Может, эта история вообще не связана с моими расследованиями, но пока выглядит так.
О поддержке
Все сказали кучу добрых слов, я смотрел характеристики, где соседи писали: знаем, здоровается, пьяным в подъезде не лежал. Меня это так растрогало, я даже заплакал. Это то, чего я совершенно не ожидал. Теперь я должен оправдать их доверие.
Мне хочется сказать спасибо всем этим людям, всех обнять, помочь тем, кому нужна помощь.
Почему не пришел на марш 12 июня
У меня была мысль выйти, но если бы я появился, люди могли бы сконцентрироваться вокруг меня, что спровоцировало бы «винтилово». Оно произошло и без меня, но я не хотел подставлять людей. Мне говорили, что не стоит туда идти, что это может вызвать негативные последствия.

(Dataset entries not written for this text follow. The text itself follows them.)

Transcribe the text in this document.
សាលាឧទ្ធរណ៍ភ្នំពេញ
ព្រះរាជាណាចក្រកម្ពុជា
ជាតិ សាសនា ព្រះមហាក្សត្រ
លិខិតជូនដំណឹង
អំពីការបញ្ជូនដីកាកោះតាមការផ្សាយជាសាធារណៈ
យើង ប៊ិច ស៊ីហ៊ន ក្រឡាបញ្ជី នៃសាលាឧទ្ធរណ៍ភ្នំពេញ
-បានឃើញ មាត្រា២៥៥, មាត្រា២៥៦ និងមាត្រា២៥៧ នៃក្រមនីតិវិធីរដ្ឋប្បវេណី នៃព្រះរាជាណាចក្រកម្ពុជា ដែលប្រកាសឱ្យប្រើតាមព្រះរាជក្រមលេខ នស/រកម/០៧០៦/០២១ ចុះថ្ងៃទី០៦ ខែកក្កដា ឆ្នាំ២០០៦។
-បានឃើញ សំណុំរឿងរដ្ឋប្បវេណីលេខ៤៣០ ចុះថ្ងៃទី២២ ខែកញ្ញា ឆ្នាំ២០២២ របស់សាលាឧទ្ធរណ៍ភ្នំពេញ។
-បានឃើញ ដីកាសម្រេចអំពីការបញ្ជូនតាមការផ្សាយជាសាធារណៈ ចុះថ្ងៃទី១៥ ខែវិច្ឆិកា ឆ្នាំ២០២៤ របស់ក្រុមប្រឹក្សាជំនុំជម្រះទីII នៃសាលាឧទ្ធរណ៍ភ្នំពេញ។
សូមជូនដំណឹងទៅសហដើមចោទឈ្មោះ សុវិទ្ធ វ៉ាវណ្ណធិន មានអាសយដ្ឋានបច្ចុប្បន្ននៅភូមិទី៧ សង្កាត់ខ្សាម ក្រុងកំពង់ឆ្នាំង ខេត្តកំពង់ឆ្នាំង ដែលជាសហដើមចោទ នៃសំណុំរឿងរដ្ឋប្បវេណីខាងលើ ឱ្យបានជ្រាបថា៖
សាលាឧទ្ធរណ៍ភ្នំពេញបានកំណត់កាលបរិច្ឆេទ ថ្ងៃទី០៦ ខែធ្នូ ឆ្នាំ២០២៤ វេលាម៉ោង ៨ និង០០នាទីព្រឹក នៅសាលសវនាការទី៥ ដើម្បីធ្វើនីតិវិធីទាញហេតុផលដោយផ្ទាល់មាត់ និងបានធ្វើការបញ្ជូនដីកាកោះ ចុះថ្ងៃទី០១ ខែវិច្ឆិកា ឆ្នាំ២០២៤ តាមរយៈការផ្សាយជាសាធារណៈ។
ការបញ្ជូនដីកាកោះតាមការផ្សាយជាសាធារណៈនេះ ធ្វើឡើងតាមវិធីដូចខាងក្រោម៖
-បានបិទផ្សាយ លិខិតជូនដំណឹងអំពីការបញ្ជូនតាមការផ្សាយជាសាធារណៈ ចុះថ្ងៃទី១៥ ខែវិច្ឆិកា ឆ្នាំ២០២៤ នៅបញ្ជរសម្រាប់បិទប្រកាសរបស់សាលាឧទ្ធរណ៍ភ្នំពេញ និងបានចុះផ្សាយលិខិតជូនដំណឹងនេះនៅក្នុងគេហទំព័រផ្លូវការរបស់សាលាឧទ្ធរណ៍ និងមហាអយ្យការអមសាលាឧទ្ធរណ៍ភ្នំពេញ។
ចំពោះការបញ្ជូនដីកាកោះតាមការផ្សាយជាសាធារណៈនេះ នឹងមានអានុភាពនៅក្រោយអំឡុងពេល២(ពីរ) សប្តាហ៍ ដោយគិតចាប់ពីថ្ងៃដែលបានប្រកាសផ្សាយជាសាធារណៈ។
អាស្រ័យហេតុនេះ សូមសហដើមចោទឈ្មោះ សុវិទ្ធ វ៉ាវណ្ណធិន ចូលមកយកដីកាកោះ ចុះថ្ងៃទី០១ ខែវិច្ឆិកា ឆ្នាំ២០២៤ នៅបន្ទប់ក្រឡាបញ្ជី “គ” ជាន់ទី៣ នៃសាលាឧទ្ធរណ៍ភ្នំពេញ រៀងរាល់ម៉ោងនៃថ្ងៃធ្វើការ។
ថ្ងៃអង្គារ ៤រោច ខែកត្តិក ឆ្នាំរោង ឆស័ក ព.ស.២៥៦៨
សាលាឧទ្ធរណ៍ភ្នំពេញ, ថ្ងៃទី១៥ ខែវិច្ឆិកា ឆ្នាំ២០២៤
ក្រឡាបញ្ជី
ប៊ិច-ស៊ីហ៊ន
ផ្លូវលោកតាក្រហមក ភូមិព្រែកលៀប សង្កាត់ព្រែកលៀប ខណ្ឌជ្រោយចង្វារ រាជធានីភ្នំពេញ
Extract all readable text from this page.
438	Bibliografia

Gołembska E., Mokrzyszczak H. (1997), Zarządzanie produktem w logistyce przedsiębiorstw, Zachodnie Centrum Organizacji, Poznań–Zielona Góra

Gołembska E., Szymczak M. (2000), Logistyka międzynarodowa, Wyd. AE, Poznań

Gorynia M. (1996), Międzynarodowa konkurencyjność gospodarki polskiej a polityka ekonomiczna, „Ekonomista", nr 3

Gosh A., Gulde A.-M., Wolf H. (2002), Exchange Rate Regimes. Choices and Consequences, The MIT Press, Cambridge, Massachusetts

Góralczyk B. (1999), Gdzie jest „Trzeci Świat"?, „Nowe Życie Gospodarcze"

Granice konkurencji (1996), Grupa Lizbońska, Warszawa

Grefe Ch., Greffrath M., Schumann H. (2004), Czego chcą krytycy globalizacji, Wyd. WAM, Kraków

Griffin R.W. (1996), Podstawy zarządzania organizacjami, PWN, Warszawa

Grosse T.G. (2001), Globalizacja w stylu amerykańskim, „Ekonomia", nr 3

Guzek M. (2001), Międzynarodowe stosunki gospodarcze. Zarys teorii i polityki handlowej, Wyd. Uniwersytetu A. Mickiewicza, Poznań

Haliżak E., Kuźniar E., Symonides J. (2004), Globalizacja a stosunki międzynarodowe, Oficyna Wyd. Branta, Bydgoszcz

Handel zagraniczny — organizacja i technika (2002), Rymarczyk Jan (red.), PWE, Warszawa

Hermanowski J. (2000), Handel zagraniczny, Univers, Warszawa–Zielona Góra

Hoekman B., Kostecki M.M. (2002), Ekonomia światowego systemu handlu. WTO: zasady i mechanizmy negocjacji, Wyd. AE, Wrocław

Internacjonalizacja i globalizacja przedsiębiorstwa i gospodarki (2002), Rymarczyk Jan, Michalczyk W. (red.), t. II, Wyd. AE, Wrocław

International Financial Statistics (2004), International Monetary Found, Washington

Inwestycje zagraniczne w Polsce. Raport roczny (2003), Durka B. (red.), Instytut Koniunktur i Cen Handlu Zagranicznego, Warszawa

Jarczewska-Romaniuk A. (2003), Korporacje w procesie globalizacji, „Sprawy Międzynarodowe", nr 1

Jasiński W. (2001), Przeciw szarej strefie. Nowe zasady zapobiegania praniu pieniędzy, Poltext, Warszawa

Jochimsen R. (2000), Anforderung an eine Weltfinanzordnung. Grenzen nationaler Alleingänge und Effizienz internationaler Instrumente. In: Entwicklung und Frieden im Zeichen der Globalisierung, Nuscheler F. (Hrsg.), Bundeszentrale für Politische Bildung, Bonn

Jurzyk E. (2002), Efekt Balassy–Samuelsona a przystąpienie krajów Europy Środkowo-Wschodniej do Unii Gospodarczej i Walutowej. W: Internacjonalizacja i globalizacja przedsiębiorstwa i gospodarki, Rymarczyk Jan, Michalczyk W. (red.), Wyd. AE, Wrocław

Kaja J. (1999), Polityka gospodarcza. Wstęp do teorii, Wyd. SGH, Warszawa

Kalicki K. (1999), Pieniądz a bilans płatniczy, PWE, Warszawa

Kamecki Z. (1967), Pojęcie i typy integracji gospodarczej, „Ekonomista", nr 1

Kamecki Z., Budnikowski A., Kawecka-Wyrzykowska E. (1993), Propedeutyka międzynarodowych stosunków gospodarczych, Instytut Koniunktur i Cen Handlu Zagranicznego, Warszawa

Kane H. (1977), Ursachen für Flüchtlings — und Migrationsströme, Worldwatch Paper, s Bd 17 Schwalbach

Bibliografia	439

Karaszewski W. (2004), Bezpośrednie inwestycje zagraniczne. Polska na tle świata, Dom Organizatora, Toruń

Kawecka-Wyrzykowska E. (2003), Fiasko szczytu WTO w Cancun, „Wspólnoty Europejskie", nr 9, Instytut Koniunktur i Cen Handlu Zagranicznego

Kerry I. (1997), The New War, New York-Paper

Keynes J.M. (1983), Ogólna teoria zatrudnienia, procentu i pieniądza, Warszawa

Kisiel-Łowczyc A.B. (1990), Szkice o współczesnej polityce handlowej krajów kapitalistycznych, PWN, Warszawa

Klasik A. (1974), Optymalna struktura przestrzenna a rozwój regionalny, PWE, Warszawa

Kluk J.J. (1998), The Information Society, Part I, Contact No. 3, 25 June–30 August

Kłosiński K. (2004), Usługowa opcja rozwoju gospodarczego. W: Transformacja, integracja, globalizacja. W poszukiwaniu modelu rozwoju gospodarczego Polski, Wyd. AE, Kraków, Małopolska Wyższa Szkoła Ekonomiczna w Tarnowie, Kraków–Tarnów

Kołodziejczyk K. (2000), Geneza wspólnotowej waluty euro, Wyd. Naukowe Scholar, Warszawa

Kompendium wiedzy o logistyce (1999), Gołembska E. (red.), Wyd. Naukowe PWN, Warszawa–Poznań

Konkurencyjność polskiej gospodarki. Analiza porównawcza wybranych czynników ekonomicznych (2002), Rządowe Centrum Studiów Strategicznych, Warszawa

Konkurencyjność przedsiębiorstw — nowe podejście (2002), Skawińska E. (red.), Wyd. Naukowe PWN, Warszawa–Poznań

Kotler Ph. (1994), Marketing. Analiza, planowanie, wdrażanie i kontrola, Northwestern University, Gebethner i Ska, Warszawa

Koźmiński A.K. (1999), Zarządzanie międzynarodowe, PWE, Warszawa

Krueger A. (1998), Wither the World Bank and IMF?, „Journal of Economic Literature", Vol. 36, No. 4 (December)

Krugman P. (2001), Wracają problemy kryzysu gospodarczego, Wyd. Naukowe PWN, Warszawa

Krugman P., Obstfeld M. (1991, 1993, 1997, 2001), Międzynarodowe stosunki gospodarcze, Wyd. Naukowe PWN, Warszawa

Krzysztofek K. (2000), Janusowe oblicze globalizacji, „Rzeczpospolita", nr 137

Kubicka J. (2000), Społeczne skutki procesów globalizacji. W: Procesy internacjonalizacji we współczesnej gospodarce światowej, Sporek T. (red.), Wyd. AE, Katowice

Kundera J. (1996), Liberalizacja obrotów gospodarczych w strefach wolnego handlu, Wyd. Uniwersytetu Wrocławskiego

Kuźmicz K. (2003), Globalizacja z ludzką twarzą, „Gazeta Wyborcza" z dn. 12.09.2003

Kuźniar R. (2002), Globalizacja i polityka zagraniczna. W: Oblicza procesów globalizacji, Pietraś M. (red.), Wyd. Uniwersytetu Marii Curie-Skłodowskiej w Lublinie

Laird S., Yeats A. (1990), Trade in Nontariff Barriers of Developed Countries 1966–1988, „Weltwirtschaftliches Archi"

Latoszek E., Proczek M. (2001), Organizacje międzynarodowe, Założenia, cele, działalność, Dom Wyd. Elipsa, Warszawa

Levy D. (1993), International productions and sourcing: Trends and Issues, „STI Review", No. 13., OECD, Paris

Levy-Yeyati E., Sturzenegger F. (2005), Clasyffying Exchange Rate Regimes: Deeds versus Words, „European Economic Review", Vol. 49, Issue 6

Теперь я думаю: может, мне при выходе из изолятора надо было поехать в мэрию, где шли переговоры?
Я надеюсь и постараюсь, чтобы этим митингом не была поставлена точка.
Что будет дальше?
Я не очень понимаю, как устроена 228-я, но постараюсь разобраться и понять, чем я могу быть полезен, чем могу помочь людям, которые выходили в мою защиту, и тем, кто уже осужден по этой статье.
Я надеюсь, что мой кейс поможет хотя бы сократить количество случаев с подбрасыванием наркотиков.
О том, чтобы пойти в Мосгордуму, не думал, но город — это вещь, о которой я понимаю, как она устроена.
Я бы хотел вернуться к прежней жизни, спокойно ездить в метро, писать заметки.
Я не представляю, чем я могу заниматься не в России. Я надеюсь, вопросы безопасности решатся.